Cyber Security Analyst in London

As a Cyber Security Analyst within OFX, you will lead change within our global security landscape. Based in London, you will operate with a high degree of autonomy and initiative, as you will be the primary security point of contact for your time zone. You will play a key role in protecting and strengthening the organisation’s global technology environment. This position sits within a distributed security team headquartered in Australia and requires an individual who is highly independent, proactive, and comfortable operating across time zones.

You will work hands-on across cloud infrastructure, identity systems, endpoint protection, detection platforms, and security monitoring capabilities to ensure strong operational security across the organisation. This role is suited to a technically capable cyber security analyst with prior hands-on experience, who enjoys solving complex security problems, investigating incidents, and working closely with engineering teams to embed security into everyday operations. You will partner with DevOps, Platform Engineering, Fraud, and Infrastructure teams to integrate security into platforms, pipelines, and operational processes thereby enabling a mature DevSecOps and cloud-native security posture.

What you will be doing:

• You will work to onboard new services, investigate problems and ensure OFX is operationally a centre of excellence for security.
• Ability to investigate on potential cyber issues, attention to details.
• Make sure we are making inroads against world leading security benchmarks across all platforms.
• Create security benchmarks that work for us.
• Be a supportive team member, upskilling the cross-functional team to showcase good practice delivery, turning strategy into action.
• Excellent communication skills, collaboratively working across technical and business teams.
• Inquisitive and growth mindset, with the ability to identify opportunities for improvement, suggest new ways of working, and spearhead their adoption.
• Independently and collaboratively solve problems, drive a team culture and contribute towards best-in-class security practices.
• Open to new ideas, adaptive and quickly learn.

Key Responsibilities:

• Cloud & Infrastructure Security: Secure multi-cloud environments (AWS/GCP) using least privilege principles and Cloud Native Application Protection (CNAPP).
• Operational Excellence: Manage a world-class suite of security tools including EDR/XDR, SASE, Identity and Access Management (IAM), and AI-driven email threat defence.
• Compliance & Risk: Utilize compliance automation platforms to maintain industry standards like ISO 27001, NIST, and DMARC/email authentication.
• Incident Response: Lead the analysis of security incidents, identifying root causes and driving remedial actions independently.
• Vulnerability & Third-Party Risk: Oversee vulnerability management and monitor third-party risk posture through automated scoring platforms.
• Metrics & Reporting: Build and maintain security monitors and dashboards to provide visibility to the global team. Investigate and respond to security alerts and incidents across cloud platforms, identity systems, endpoints, email systems, and network infrastructure. Secure AI usage and use AI for security.
• Primary security point of contact for the region for incident management.
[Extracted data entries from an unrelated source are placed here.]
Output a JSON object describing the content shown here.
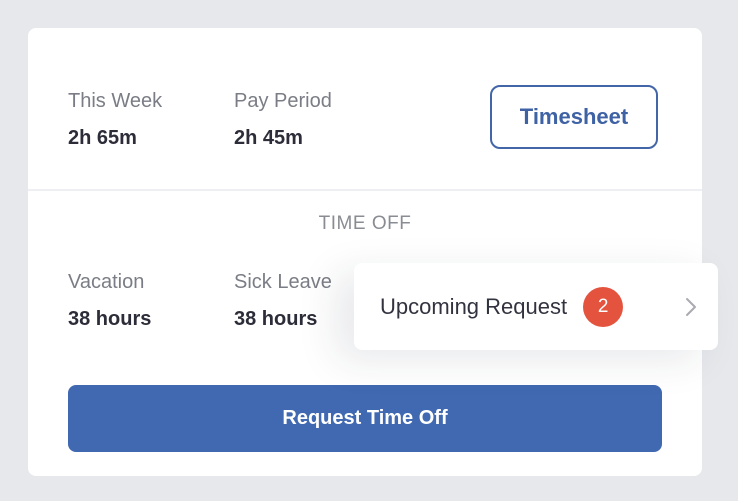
{
  "summary": {
    "this_week": {
      "label": "This Week",
      "value": "2h 65m"
    },
    "pay_period": {
      "label": "Pay Period",
      "value": "2h 45m"
    },
    "timesheet_button": "Timesheet"
  },
  "time_off": {
    "title": "TIME OFF",
    "vacation": {
      "label": "Vacation",
      "value": "38 hours"
    },
    "sick_leave": {
      "label": "Sick Leave",
      "value": "38 hours"
    },
    "request_button": "Request Time Off"
  },
  "upcoming": {
    "label": "Upcoming Request",
    "count": "2",
    "icon": "chevron-right-icon"
  },
  "colors": {
    "primary": "#4169b1",
    "badge": "#e4533e",
    "background": "#e6e8ec"
  }
}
Work collaboratively and flexibly with the global security team.

Qualifications:

• Background of analyst experience in cyber domains.
• A solid understanding and hands-on experience in cloud security primarily in AWS.
• Analytical mindset of problem identification and solving.
• Ability to deep dive to identify the core root cause of issues.
• Adaptive mindset to work on different security systems and setup.
• Document policies, procedures, guidelines and their application.
• Proactively address any blockers to the team & help security and Tech teams in development of requirements.
• Extensive knowledge of several key security practices in access control, application security, network security, cloud security and protection of endpoints.
• Maintain knowledge of the latest cloud security threats and overall threat environment.
• Learn on the job and keep an open eye on the industry and external environment.

Benefits:

• Health insurance.
• Primary and secondary gender neutral carer parental leave (16 weeks).
• Birthday leave.
• Hybrid work model with flexibility.
• Inclusive, diverse and non-hierarchal culture.

At OFX, we are committed to fostering a diverse, inclusive and accessible workplace where we value, respect, and encourage our people to be their authentic selves. With an employee base as diverse as the clients we serve, we know that fostering an inclusive workplace is fundamental to our continued success.